Собрание сочинений. Том 4
Шрифт:
Этот элемент (размышление) есть, конечно, в творчестве каждого большого поэта. Он силен в Державине, Пушкине, а Лермонтов даже начинает эту важнейшую линию русской поэзии, вершинами которой (по хронологии) являются три поэта: Баратынский, Тютчев и Пастернак. Я не знаю языков, но по переводам вижу, что и работы Рильке и Гете того же самого ряда, утверждающего главное в поэзии.
Горестно думать, что именно эта сторона стихотворчества (важнейшая, выводящая поэзию далеко за границы возможностей всех других искусств) находилась так много лет и сейчас находится в совершенном пренебрежении. Если нынешние отцы отечества хотят успехов русской поэзии, то они должны сделать все для того, чтобы вернуть поэзии ее серьезность. Я знаю, Вам не покажутся наивными и смешными все эти рассуждения. Да я и не хотел другого языка, чтоб
Еще раз — благодарю за 24 июня. Я об этом дне еще не один раз погадаю с рифмами в руках — если Бог даст силы и время.
Сердечный мой привет.
Всегда Ваш В. Шалимов.
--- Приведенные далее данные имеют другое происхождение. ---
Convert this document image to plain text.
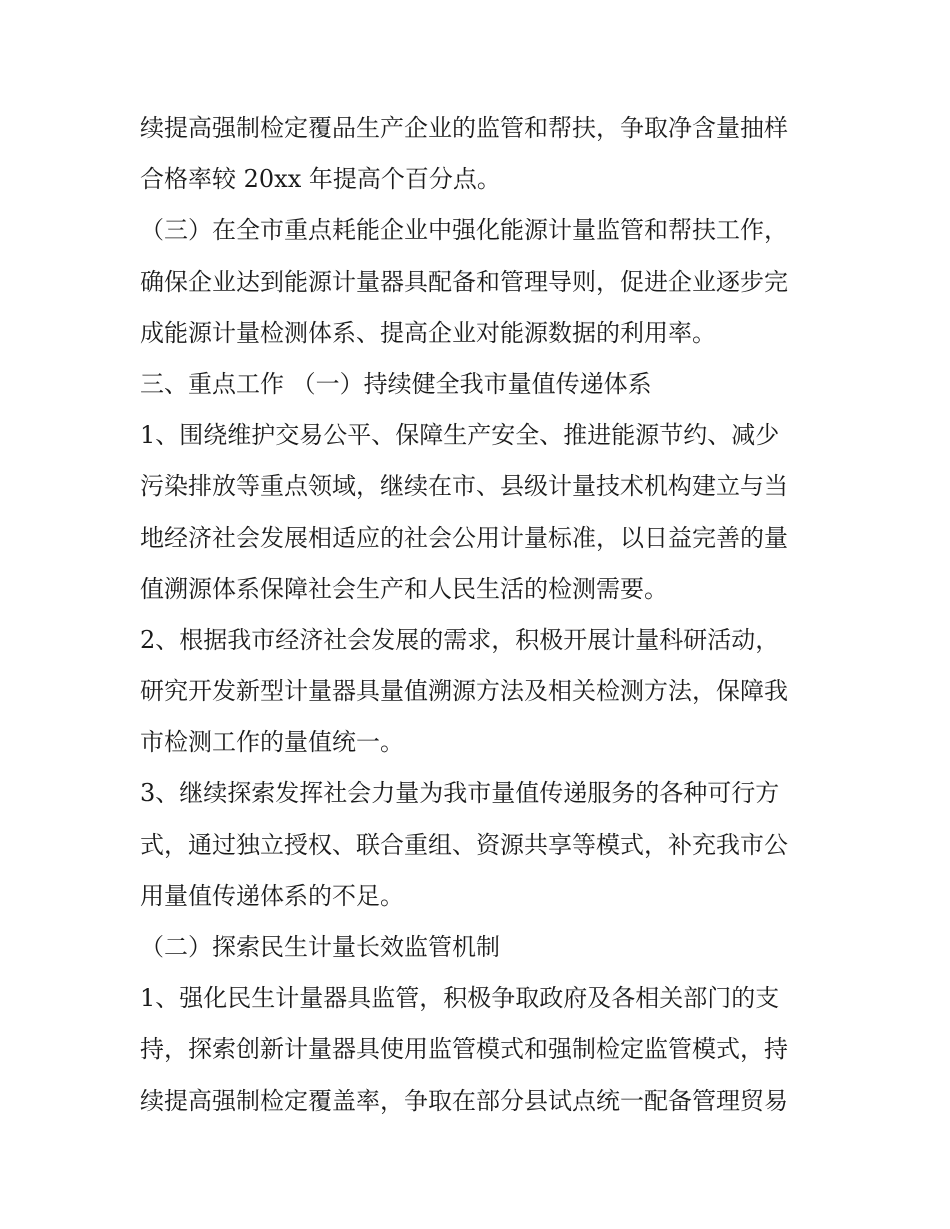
续提高强制检定覆品生产企业的监管和帮扶，争取净含量抽样
合格率较 20xx 年提高个百分点。
（三）在全市重点耗能企业中强化能源计量监管和帮扶工作，
确保企业达到能源计量器具配备和管理导则，促进企业逐步完
成能源计量检测体系、提高企业对能源数据的利用率。
三、重点工作 （一）持续健全我市量值传递体系
1、围绕维护交易公平、保障生产安全、推进能源节约、减少
污染排放等重点领域，继续在市、县级计量技术机构建立与当
地经济社会发展相适应的社会公用计量标准，以日益完善的量
值溯源体系保障社会生产和人民生活的检测需要。
2、根据我市经济社会发展的需求，积极开展计量科研活动，
研究开发新型计量器具量值溯源方法及相关检测方法，保障我
市检测工作的量值统一。
3、继续探索发挥社会力量为我市量值传递服务的各种可行方
式，通过独立授权、联合重组、资源共享等模式，补充我市公
用量值传递体系的不足。
（二）探索民生计量长效监管机制
1、强化民生计量器具监管，积极争取政府及各相关部门的支
持，探索创新计量器具使用监管模式和强制检定监管模式，持
续提高强制检定覆盖率，争取在部分县试点统一配备管理贸易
Лучшие мои приветы Зинаиде Николаевне.
11 августа 1956 г.
Дорогой Борис Леонидович.
Позвольте мне еще раз (в тысячный раз, вероятно, если подсчитать все мои заочные разговоры с Вами) сказать Вам, что я горжусь Вами, верю в Вас, боготворю Вас.
Я знаю, Вам вряд ли нужны мои слабые слова, знаю, что у Вас достаточно душевной твердости, ясности и силы, чтобы идти своей дорогой на той невиданной высоте, сказочной для нашего растленного времени, что никакой соблазн, очередная приманка не обманут Вас.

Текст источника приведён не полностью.